Bringing forth one’s own personality and developing individual strengths while teaching was also the main focus of our intense work with Gianfranco Brero who joined us online from Peru for four afternoons. Gianfranco is a communication expert and actor who had been entrusted by Rinpoche to develop the communication skills of IDC instructors. He fascinated us right from the beginning with his presentation on aspects contributing to successful communication, both onsite and online. His clear and focused way of speaking was the perfect example. Not only is Gianfranco very knowledgeable and experienced but he also showed incredible patience and compassion when working with us.

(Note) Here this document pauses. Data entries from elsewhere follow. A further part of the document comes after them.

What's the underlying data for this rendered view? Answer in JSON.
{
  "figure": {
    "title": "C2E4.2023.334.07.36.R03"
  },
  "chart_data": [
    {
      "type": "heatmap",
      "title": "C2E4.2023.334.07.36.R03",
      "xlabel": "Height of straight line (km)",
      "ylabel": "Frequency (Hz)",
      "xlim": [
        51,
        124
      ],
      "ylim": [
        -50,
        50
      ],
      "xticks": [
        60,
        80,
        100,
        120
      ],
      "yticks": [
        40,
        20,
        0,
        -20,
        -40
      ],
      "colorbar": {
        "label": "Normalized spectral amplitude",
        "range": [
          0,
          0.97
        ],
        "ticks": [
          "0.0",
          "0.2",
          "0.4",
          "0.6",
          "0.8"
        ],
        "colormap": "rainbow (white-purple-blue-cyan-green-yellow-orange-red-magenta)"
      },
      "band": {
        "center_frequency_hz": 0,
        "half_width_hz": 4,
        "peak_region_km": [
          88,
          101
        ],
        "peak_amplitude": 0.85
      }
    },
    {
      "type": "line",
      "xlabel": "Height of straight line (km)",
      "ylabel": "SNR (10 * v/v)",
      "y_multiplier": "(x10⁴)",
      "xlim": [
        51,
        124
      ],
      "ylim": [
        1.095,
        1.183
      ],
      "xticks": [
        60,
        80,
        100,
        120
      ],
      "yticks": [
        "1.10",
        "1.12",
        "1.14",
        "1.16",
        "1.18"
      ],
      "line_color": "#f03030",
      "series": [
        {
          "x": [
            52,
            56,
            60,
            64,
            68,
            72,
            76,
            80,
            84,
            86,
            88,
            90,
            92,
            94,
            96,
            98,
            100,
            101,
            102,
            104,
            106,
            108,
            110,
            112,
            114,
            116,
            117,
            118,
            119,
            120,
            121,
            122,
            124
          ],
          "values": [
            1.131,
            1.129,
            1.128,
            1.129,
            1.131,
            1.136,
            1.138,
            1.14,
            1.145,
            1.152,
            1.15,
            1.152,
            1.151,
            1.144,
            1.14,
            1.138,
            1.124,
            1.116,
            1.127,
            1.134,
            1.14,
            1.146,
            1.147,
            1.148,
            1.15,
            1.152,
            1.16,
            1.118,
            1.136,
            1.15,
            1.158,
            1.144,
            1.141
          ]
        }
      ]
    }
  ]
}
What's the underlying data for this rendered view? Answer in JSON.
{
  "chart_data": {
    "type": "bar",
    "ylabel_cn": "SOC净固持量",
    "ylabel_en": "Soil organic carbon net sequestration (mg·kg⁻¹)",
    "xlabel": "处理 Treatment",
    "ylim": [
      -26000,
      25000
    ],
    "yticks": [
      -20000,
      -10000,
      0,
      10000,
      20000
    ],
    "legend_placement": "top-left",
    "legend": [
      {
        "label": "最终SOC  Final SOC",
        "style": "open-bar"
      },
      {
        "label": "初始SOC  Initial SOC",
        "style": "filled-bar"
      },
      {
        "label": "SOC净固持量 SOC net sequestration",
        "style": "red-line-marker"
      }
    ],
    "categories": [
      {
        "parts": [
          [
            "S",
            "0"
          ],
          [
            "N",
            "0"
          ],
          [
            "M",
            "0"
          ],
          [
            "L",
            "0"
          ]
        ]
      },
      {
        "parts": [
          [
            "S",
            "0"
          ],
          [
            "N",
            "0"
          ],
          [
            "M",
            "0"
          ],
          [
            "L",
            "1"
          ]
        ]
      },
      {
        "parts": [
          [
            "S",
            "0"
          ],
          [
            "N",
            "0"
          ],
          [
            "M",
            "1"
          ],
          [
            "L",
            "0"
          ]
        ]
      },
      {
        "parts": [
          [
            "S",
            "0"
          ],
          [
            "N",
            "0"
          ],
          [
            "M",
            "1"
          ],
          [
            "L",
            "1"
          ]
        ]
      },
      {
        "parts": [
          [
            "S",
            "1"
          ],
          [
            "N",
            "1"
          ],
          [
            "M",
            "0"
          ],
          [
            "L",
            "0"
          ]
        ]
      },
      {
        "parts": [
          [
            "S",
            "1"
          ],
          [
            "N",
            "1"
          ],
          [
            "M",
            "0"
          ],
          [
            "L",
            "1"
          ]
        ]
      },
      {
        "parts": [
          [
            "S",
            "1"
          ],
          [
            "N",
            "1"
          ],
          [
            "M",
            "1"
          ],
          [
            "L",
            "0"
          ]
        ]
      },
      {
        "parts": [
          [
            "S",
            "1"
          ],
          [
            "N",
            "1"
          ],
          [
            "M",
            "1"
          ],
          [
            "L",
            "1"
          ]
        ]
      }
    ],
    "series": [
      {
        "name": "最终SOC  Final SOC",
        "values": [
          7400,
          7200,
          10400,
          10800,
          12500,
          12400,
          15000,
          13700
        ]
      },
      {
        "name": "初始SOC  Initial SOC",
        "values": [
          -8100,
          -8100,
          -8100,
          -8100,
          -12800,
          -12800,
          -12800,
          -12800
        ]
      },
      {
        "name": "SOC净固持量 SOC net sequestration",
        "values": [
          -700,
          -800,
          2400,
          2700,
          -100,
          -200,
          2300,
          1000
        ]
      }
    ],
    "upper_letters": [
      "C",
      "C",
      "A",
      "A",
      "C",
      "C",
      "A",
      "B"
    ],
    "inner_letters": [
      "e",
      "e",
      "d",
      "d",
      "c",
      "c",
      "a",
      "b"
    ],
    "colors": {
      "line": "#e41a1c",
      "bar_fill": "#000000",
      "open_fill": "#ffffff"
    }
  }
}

Individually, we presented small teaching sequences in front of his watchful eyes and received feedback. While it was challenging at first to be put in the spotlight in this way, we all improved our speaking and teaching skills immensely during these four days. It was interesting to observe oneself and one’s colleagues becoming more and more confident with each try. One example that we all took from Gianfranco’s suggestions for teaching Khaita is the “sacred moment” of explaining a dance. This means that you show the movements in a perfect way without using words, before describing it. In this way, students receive and appreciate the full impression of the steps without getting flooded by information.
All in all, our Khaita week in Samdrubling was eventful and exciting. Teaching the weekend workshop was a success. We will continue developing our teaching and speaking skills in the following two courses of the Khaita Educational Program, giving ourselves time to practice and internalize a lot of new information. The week dedicated to Khaita further ‘activated’ the Khaita scene in Vienna, with regular practice sessions happening as a result of the collective energy.